I’ve worked in corporate recruiting for decades (mostly large, multi-nationals) and Selingo is reflecting a particular bias with his statement unless he qualifies it BIG TIME. There are “generic” type entry level roles which a college graduate (or not) from a wide range of institutions and experiences could competently fill. And then there are those where your typical grad would fail miserably because the skillset required to even perform adequately is so complicated. And the success metrics for the company and the role go so far beyond what your “typical college grad who majored in business” could handle.

Do you think all those BYU graduates end up employed because Salt Lake City is such a huge hiring magnet?
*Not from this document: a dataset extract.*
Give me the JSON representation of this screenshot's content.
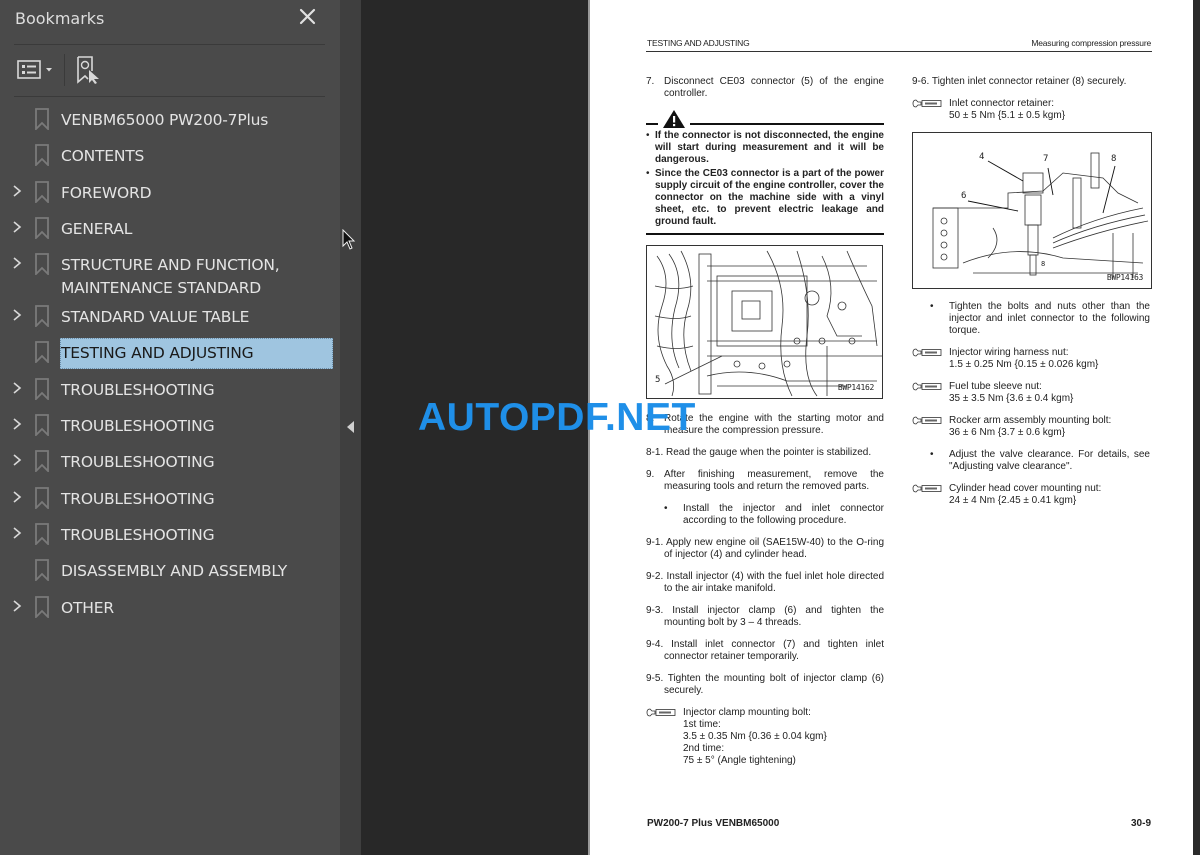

Some stay local- and some get recruited all over the place because by the time a BYU student is a senior, he or she has done a mission overseas, has likely lived in a variety of places and situations, and is fluent– frequently in a “strategic” (i.e. hard to fill) language.

Do you think all those University of Tulsa grads who major in Cyber end up in Oklahoma? They do not. They end up in DC, Boston, El Segundo, Batavia IL, or at any one of many federal research and security centers around the country- some locations you’ve heard of (Argonne, Los Alamos) and some you haven’t heard of.